Bold values correspond to significant statistical differences.

Hemorrhage rate

Eighteen (10%) patients harbored intracranial hemorrhages during the follow-up (Fig. 2). All bleedings occurred during the follow-up after 1st GKRS. Fifteen hemorrhagic events happened in the first 3 years after GKRS. Only 3 patients bled after 3 years of follow-up (respectively at 3.3 years, 3.75 years and 4 years). The annual risk of bleeding is 1.1% (Fig. 2). When stratified before/after 4 years of follow-up, the annual risk of bleeding is 2.6% before 4 years, and 0% after 4 years. Four (2%) patients died due to the acute bleeding. All intracranial bleedings occurred during the 48 months after initial GKRS. In our series, no hemorrhage occurred after documented nidus obliteration.

Figure 2

Actuarial probability of hemorrhage free after GKRS, with n at risk being 162 at 2 years, 153 at 4 years, 130 at 6 years, 102 at 8 years, 69 at 10 years, 38 at 12 years and 2 at 14 years. The area under the curve represent the absence of AVM bleeding during the follow-up”.

The Pollock-Flickinger Score was associated with the hemorrhage risk (HR = 3.34, 95% CI 1.39–8.05, p = 0.007) (Table 3). For each 0.5-point increase of Pollock-Flickinger Score, the risk of bleeding raised by 1.8 (95%CI, 1.18–2.84). The TV was also associated with the bleeding risk (HR for each additional cm3 = 1.23, 95%CI 1.07–1.43, p = 0.005). In the same manner, an increase of the V12 is associated with an increase of the hemorrhage rate, (HR = 1.08, 95%CI 1.02–1.13, p = 0.006). A tendency was reported regarding The Virginia score (p = 0.06). No statistical association was reported with the Spetzler–Martin Grade (p = 0.42).

Clinical outcomes

Epilepsy, the main initial symptom, was cured in 84.6% of patients after GKRS, which were seizure free at last follow-up.

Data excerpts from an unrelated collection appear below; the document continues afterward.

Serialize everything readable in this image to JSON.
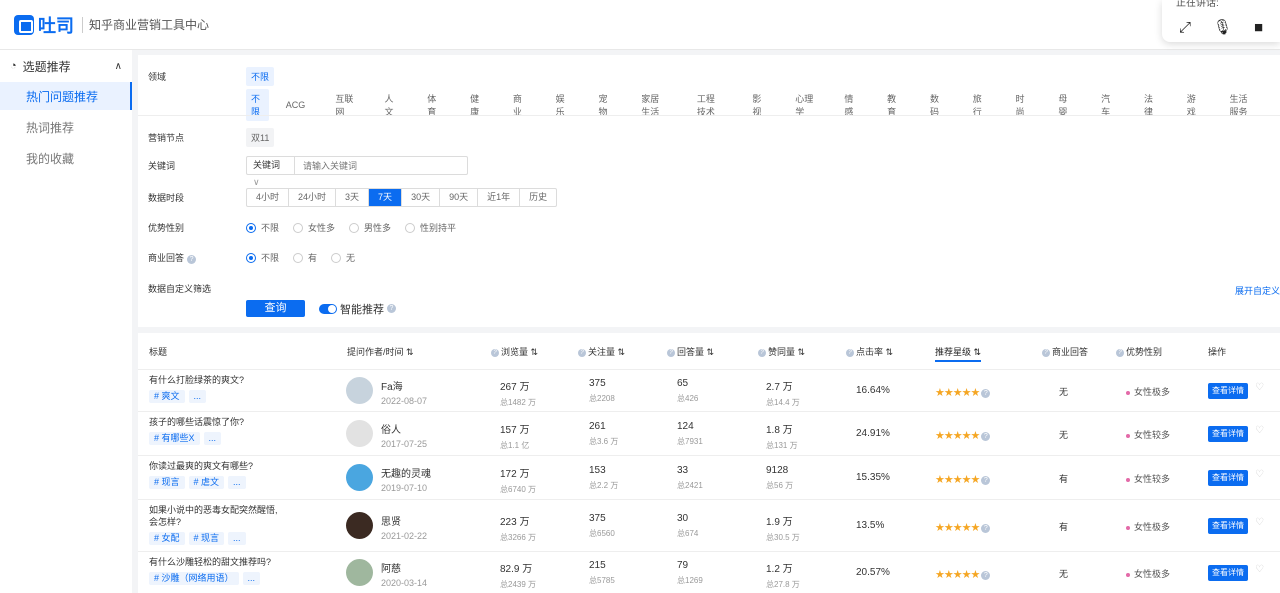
{
  "header": {
    "brand": "吐司",
    "subtitle": "知乎商业营销工具中心"
  },
  "float_panel": {
    "title": "正在讲话:"
  },
  "sidebar": {
    "section": "选题推荐",
    "items": [
      {
        "label": "热门问题推荐",
        "active": true
      },
      {
        "label": "热词推荐"
      },
      {
        "label": "我的收藏"
      }
    ]
  },
  "filters": {
    "domain": {
      "label": "领域",
      "first": "不限",
      "options": [
        "不限",
        "ACG",
        "互联网",
        "人文",
        "体育",
        "健康",
        "商业",
        "娱乐",
        "宠物",
        "家居生活",
        "工程技术",
        "影视",
        "心理学",
        "情感",
        "教育",
        "数码",
        "旅行",
        "时尚",
        "母婴",
        "汽车",
        "法律",
        "游戏",
        "生活服务"
      ]
    },
    "node": {
      "label": "营销节点",
      "value": "双11"
    },
    "keyword": {
      "label": "关键词",
      "select": "关键词",
      "placeholder": "请输入关键词"
    },
    "period": {
      "label": "数据时段",
      "options": [
        "4小时",
        "24小时",
        "3天",
        "7天",
        "30天",
        "90天",
        "近1年",
        "历史"
      ],
      "active": 3
    },
    "gender": {
      "label": "优势性别",
      "options": [
        "不限",
        "女性多",
        "男性多",
        "性别持平"
      ]
    },
    "business": {
      "label": "商业回答",
      "options": [
        "不限",
        "有",
        "无"
      ]
    },
    "custom": {
      "label": "数据自定义筛选",
      "expand": "展开自定义"
    },
    "query": "查询",
    "smart": "智能推荐"
  },
  "table": {
    "headers": {
      "title": "标题",
      "author": "提问作者/时间 ⇅",
      "views": "浏览量 ⇅",
      "follows": "关注量 ⇅",
      "answers": "回答量 ⇅",
      "likes": "赞同量 ⇅",
      "ctr": "点击率 ⇅",
      "stars": "推荐星级 ⇅",
      "biz": "商业回答",
      "gender": "优势性别",
      "op": "操作"
    },
    "detail_label": "查看详情",
    "more_label": "...",
    "rows": [
      {
        "title1": "有什么打脸绿茶的爽文?",
        "title2": "",
        "tags": [
          "# 爽文"
        ],
        "author": "Fa海",
        "date": "2022-08-07",
        "avatar": "#c7d3dd",
        "views": "267 万",
        "views_total": "总1482 万",
        "follows": "375",
        "follows_total": "总2208",
        "answers": "65",
        "answers_total": "总426",
        "likes": "2.7 万",
        "likes_total": "总14.4 万",
        "ctr": "16.64%",
        "stars": "★★★★★",
        "biz": "无",
        "gender": "女性极多"
      },
      {
        "title1": "孩子的哪些话震惊了你?",
        "title2": "",
        "tags": [
          "# 有哪些X"
        ],
        "author": "俗人",
        "date": "2017-07-25",
        "avatar": "#e2e2e2",
        "views": "157 万",
        "views_total": "总1.1 亿",
        "follows": "261",
        "follows_total": "总3.6 万",
        "answers": "124",
        "answers_total": "总7931",
        "likes": "1.8 万",
        "likes_total": "总131 万",
        "ctr": "24.91%",
        "stars": "★★★★★",
        "biz": "无",
        "gender": "女性较多"
      },
      {
        "title1": "你读过最爽的爽文有哪些?",
        "title2": "",
        "tags": [
          "# 现言",
          "# 虐文"
        ],
        "author": "无趣的灵魂",
        "date": "2019-07-10",
        "avatar": "#4aa6e0",
        "views": "172 万",
        "views_total": "总6740 万",
        "follows": "153",
        "follows_total": "总2.2 万",
        "answers": "33",
        "answers_total": "总2421",
        "likes": "9128",
        "likes_total": "总56 万",
        "ctr": "15.35%",
        "stars": "★★★★★",
        "biz": "有",
        "gender": "女性较多"
      },
      {
        "title1": "如果小说中的恶毒女配突然醒悟,",
        "title2": "会怎样?",
        "tags": [
          "# 女配",
          "# 现言"
        ],
        "author": "思贤",
        "date": "2021-02-22",
        "avatar": "#3b2a22",
        "views": "223 万",
        "views_total": "总3266 万",
        "follows": "375",
        "follows_total": "总6560",
        "answers": "30",
        "answers_total": "总674",
        "likes": "1.9 万",
        "likes_total": "总30.5 万",
        "ctr": "13.5%",
        "stars": "★★★★★",
        "biz": "有",
        "gender": "女性极多"
      },
      {
        "title1": "有什么沙雕轻松的甜文推荐吗?",
        "title2": "",
        "tags": [
          "# 沙雕（网络用语）"
        ],
        "author": "阿慈",
        "date": "2020-03-14",
        "avatar": "#9fb79e",
        "views": "82.9 万",
        "views_total": "总2439 万",
        "follows": "215",
        "follows_total": "总5785",
        "answers": "79",
        "answers_total": "总1269",
        "likes": "1.2 万",
        "likes_total": "总27.8 万",
        "ctr": "20.57%",
        "stars": "★★★★★",
        "biz": "无",
        "gender": "女性极多"
      }
    ]
  }
}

Transient post-GKRS morbidity was reported in 14 cases (8%) (Table 4). These transient symptoms were mostly associated with perilesional edema on the MRI, reducing spontaneously or with corticosteroids. In patient without bleeding during follow-up, persistent neurological deficits were reported in 8 (4.6%) patients (Table 4). As previously mentioned, 4 (2%) patients died due to the acute bleeding during the follow-up after GKRS treatment. Two other patients presented with permanent motor deficit after bleeding. The modified Rankin Scale (mRS) was ≤ 1 in 86% of patients at last follow-up. Correlations between a worsening of the mRS and the following variables were reported in Table 3: increase of Pollock Flickinger score (p = 0.050), increase of Virginia Score (p = 0.053), higher TV (p = 0.037) and higher V12 (p = 0.020). No correlation was found with AVM location in eloquent area (p = 0.97) or Spetzler Martin grade (p = 0.59).

Table 4

Transient post-GKRS morbidity and persistent neurological deficits.

Variables	Values
Transient morbidity—total	14 (8)
Cephalalgia	6 (3.5)
Epilepsy—seizure exacerbation	5 (2.9)
Intermittent sensory deficit	1 (0.6)
Speech disturbance	1 (0.6)
Vertigo	1 (0.6)
Permanent deficit—total	8 (4.6)
Homonymous lateral hemianopia	2 (1.2)
Motor deficit (hemiparesis or segmental deficit)	1 (0.6)
Hypoesthesia (segmental deficit)	1 (0.6)
Cognitive decline	2 (1.1)
Superior lateral quadranopia	1 (0.6)
Ataxia	1 (0.6)

Bold values correspond to significant statistical differences.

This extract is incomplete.